Unfortunately, the ISP had gone bankrupt and the service was purchased by Surewest. Promptly, problems began.
First problem was all of the great 'offers' they kept calling, stopping by and mailing me about, attempting to get me to sign onto a new contract (so they don't have to honor my current one that was grandfathered over). Finally got them to stop that. Then came their attempt to bill me for my in home network I've setup. They replaced the cable boxes, saw the network and said, "You're not paying us the monthly network fee!" I politely informed them that this is my personal network that I administrate myself, they are not to touch my equipment and there is no network fee in my contract.
This seemed to have angered them, because after that I would lose connection to any game, movie, or any streaming content every 5 minutes. I called and complained for 2 weeks trying to get an answer as to why this was happening. Every time they would say, "It's your network causing the issues, you need to purchase our network package that we'll support and that'll fix the problem." I was livid and began to tear my own network apart looking for bad connections, checking IP assignments and refreshes and all the good stuff tyring to figure this out. No problems. I then ran a tracert and got the IP addresses of the switch the line comes in on, as well as the relay up the street. I would run pings to these servers. My computer to the router, fine. R My computer to switch... Fine. My computer to the relay was fine, except for every 5 minutes, it was not returning a ping. I noticed after this, the IP on my switch would change as well.
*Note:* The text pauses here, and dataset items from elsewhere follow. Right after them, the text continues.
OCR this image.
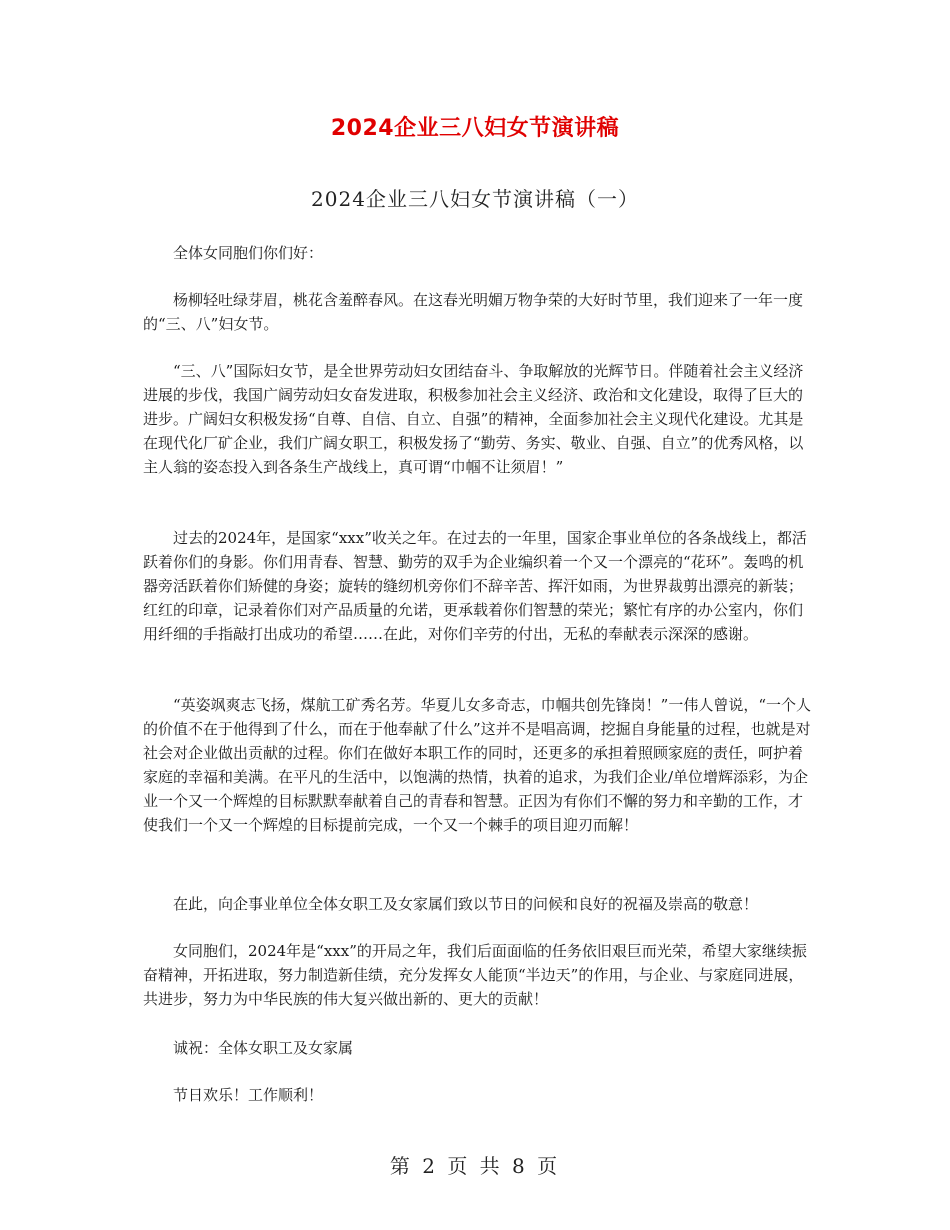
2024企业三八妇女节演讲稿
2024企业三八妇女节演讲稿（一）

全体女同胞们你们好：

杨柳轻吐绿芽眉，桃花含羞醉春风。在这春光明媚万物争荣的大好时节里，我们迎来了一年一度的“三、八”妇女节。

“三、八”国际妇女节，是全世界劳动妇女团结奋斗、争取解放的光辉节日。伴随着社会主义经济进展的步伐，我国广阔劳动妇女奋发进取，积极参加社会主义经济、政治和文化建设，取得了巨大的进步。广阔妇女积极发扬“自尊、自信、自立、自强”的精神，全面参加社会主义现代化建设。尤其是在现代化厂矿企业，我们广阔女职工，积极发扬了“勤劳、务实、敬业、自强、自立”的优秀风格，以主人翁的姿态投入到各条生产战线上，真可谓“巾帼不让须眉！”

过去的2024年，是国家“xxx”收关之年。在过去的一年里，国家企事业单位的各条战线上，都活跃着你们的身影。你们用青春、智慧、勤劳的双手为企业编织着一个又一个漂亮的“花环”。轰鸣的机器旁活跃着你们矫健的身姿；旋转的缝纫机旁你们不辞辛苦、挥汗如雨，为世界裁剪出漂亮的新装；红红的印章，记录着你们对产品质量的允诺，更承载着你们智慧的荣光；繁忙有序的办公室内，你们用纤细的手指敲打出成功的希望……在此，对你们辛劳的付出，无私的奉献表示深深的感谢。

“英姿飒爽志飞扬，煤航工矿秀名芳。华夏儿女多奇志，巾帼共创先锋岗！”一伟人曾说，“一个人的价值不在于他得到了什么，而在于他奉献了什么”这并不是唱高调，挖掘自身能量的过程，也就是对社会对企业做出贡献的过程。你们在做好本职工作的同时，还更多的承担着照顾家庭的责任，呵护着家庭的幸福和美满。在平凡的生活中，以饱满的热情，执着的追求，为我们企业/单位增辉添彩，为企业一个又一个辉煌的目标默默奉献着自己的青春和智慧。正因为有你们不懈的努力和辛勤的工作，才使我们一个又一个辉煌的目标提前完成，一个又一个棘手的项目迎刃而解！

在此，向企事业单位全体女职工及女家属们致以节日的问候和良好的祝福及崇高的敬意！

女同胞们，2024年是“xxx”的开局之年，我们后面面临的任务依旧艰巨而光荣，希望大家继续振奋精神，开拓进取，努力制造新佳绩，充分发挥女人能顶“半边天”的作用，与企业、与家庭同进展，共进步，努力为中华民族的伟大复兴做出新的、更大的贡献！

诚祝：全体女职工及女家属

节日欢乐！工作顺利！

第 2 页 共 8 页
Finally the problem was found out and I called back tech support and asked why they had a 5 minute refresh on my IP address... at this point they started getting defensive about 'dynamic ip's'. Finally, somehow I got a hole of someone who was apologetic, and turned my refresh back to something reasonable.
Needless to say, it's all because they don't like my contract and thought they could play the "It's a bunch of tubes!" line with me.